Avesse spostato qualcosa, era da riflettori la vittoria strameritata del Verona su una Juve balneare. Quattro squalificati, due infortunati, la pancia piena, ma ad Allegri non può essere piaciuta una Juve così svagata e turistica, mai in partita. Toni saluta il calcio con un cucchiaio su rigore e i tifosi lo salutano in piedi, alla fine, quando fa il giro di campo con gli occhi umidi. Giustissimo omaggio. Il Napoli domina il primo tempo con un Higuain fantastico, che raggiunge Angelillo a 33 gol, ma patisce più del dovuto il gol di Peres. Affanno e difesa coi denti, ma i tre punti Sarri li porta a casa. A margine: Insigne fa tutto quello che serve per non essere portato in Francia da Conte. Sul podio, ognuno sta al suo posto. La Roma è anche arbitra del destino europeo del Milan, scavalcato dal Sassuolo e appeso alla finale di Coppa Italia, dov’è sfavorito.

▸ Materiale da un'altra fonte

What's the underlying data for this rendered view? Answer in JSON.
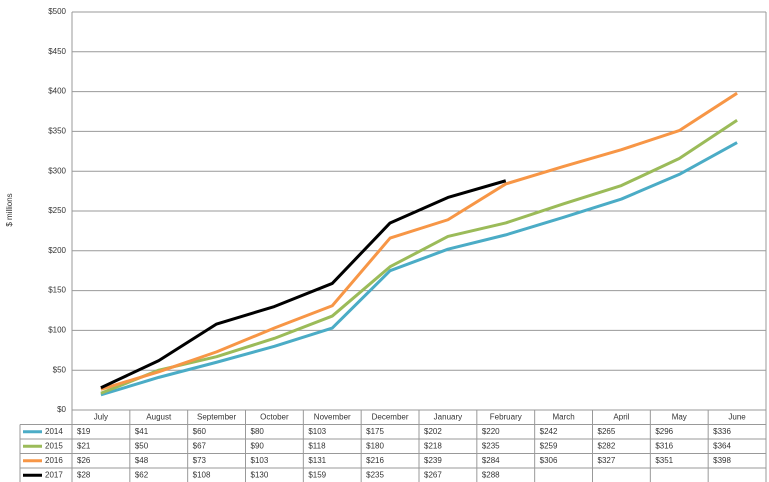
{
  "chart_data": {
    "type": "line",
    "y_label": "$ millions",
    "categories": [
      "July",
      "August",
      "September",
      "October",
      "November",
      "December",
      "January",
      "February",
      "March",
      "April",
      "May",
      "June"
    ],
    "series": [
      {
        "name": "2014",
        "color": "#4bacc6",
        "values": [
          19,
          41,
          60,
          80,
          103,
          175,
          202,
          220,
          242,
          265,
          296,
          336
        ],
        "value_labels": [
          "$19",
          "$41",
          "$60",
          "$80",
          "$103",
          "$175",
          "$202",
          "$220",
          "$242",
          "$265",
          "$296",
          "$336"
        ]
      },
      {
        "name": "2015",
        "color": "#9bbb59",
        "values": [
          21,
          50,
          67,
          90,
          118,
          180,
          218,
          235,
          259,
          282,
          316,
          364
        ],
        "value_labels": [
          "$21",
          "$50",
          "$67",
          "$90",
          "$118",
          "$180",
          "$218",
          "$235",
          "$259",
          "$282",
          "$316",
          "$364"
        ]
      },
      {
        "name": "2016",
        "color": "#f79646",
        "values": [
          26,
          48,
          73,
          103,
          131,
          216,
          239,
          284,
          306,
          327,
          351,
          398
        ],
        "value_labels": [
          "$26",
          "$48",
          "$73",
          "$103",
          "$131",
          "$216",
          "$239",
          "$284",
          "$306",
          "$327",
          "$351",
          "$398"
        ]
      },
      {
        "name": "2017",
        "color": "#000000",
        "values": [
          28,
          62,
          108,
          130,
          159,
          235,
          267,
          288,
          null,
          null,
          null,
          null
        ],
        "value_labels": [
          "$28",
          "$62",
          "$108",
          "$130",
          "$159",
          "$235",
          "$267",
          "$288",
          null,
          null,
          null,
          null
        ]
      }
    ],
    "ylim": [
      0,
      500
    ],
    "yticks": [
      {
        "value": 0,
        "label": "$0"
      },
      {
        "value": 50,
        "label": "$50"
      },
      {
        "value": 100,
        "label": "$100"
      },
      {
        "value": 150,
        "label": "$150"
      },
      {
        "value": 200,
        "label": "$200"
      },
      {
        "value": 250,
        "label": "$250"
      },
      {
        "value": 300,
        "label": "$300"
      },
      {
        "value": 350,
        "label": "$350"
      },
      {
        "value": 400,
        "label": "$400"
      },
      {
        "value": 450,
        "label": "$450"
      },
      {
        "value": 500,
        "label": "$500"
      }
    ],
    "grid": true
  }
}
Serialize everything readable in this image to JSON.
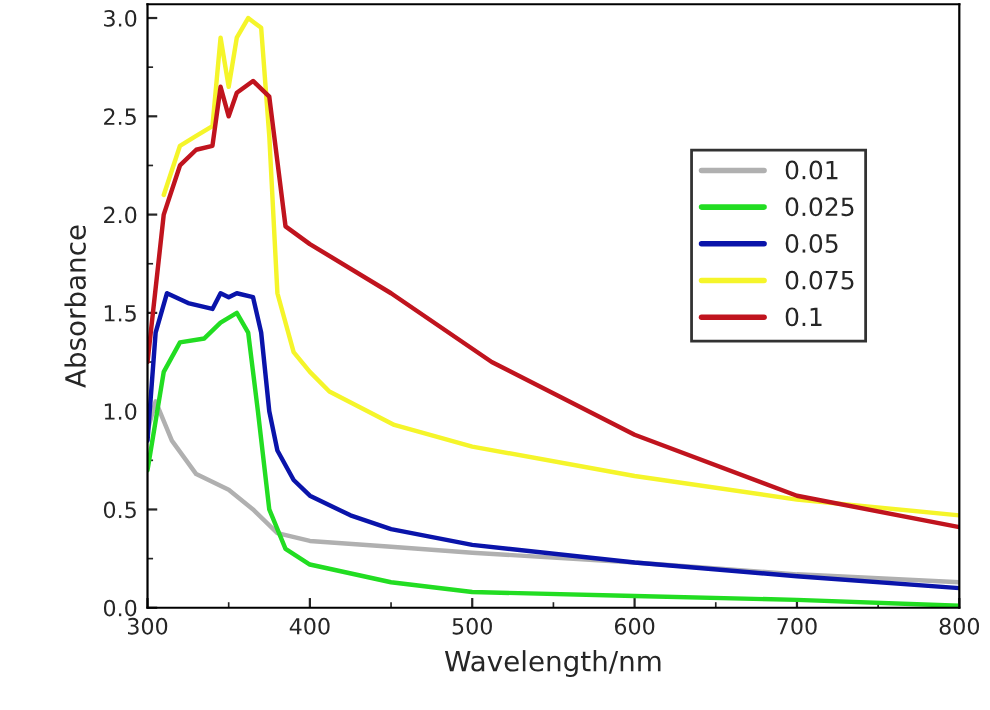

Sotto il podio, continua a far discutere il quarto posto dell’Inter: va preso come un traguardo decoroso o una bocciatura? Non è una bocciatura ma neanche una medaglia che Mancini può appuntarsi al petto. Credo che qualche dubbio sia venuto pure a lui. La squadra è crollata nel ritorno senza l’alibi di un impegno europeo. Idem il Milan, che ha cambiato allenatore ma non è servito a nulla. Che prospettive hanno le milanesi dopo questo campionato ai margini? Nebulose, e non solo per una non invidiabile situazione debitoria e per l’incertezza di cordate orientali che vanno e vengono. Difficile che lo scarto con le prime tre sia colmato in questi pochi mesi. L’Inter è da ripensare o rifare in misura minore, rispetto al Milan. Mancini è bravissimo nel farsi comprare giocatori di suo gradimento, salvo poi non impiegarli o impiegarli male. Miranda, Perisic e Kondogbia restano buoni acquisti, altri meno, ma un’ossatura s’intravvede. Il Milan è in larga parte da rifare, vai a sapere con quale programma. La soluzione è Gasperini. Un presidente con le abitudini di Preziosi lo obbliga ogni anno a ricostruire e lui ogni anno ci riesce, e in più migliora i giocatori. Due nomi freschi: Pavoletti e Suso, che a Milanello era considerato un elemento decorativo e nulla più.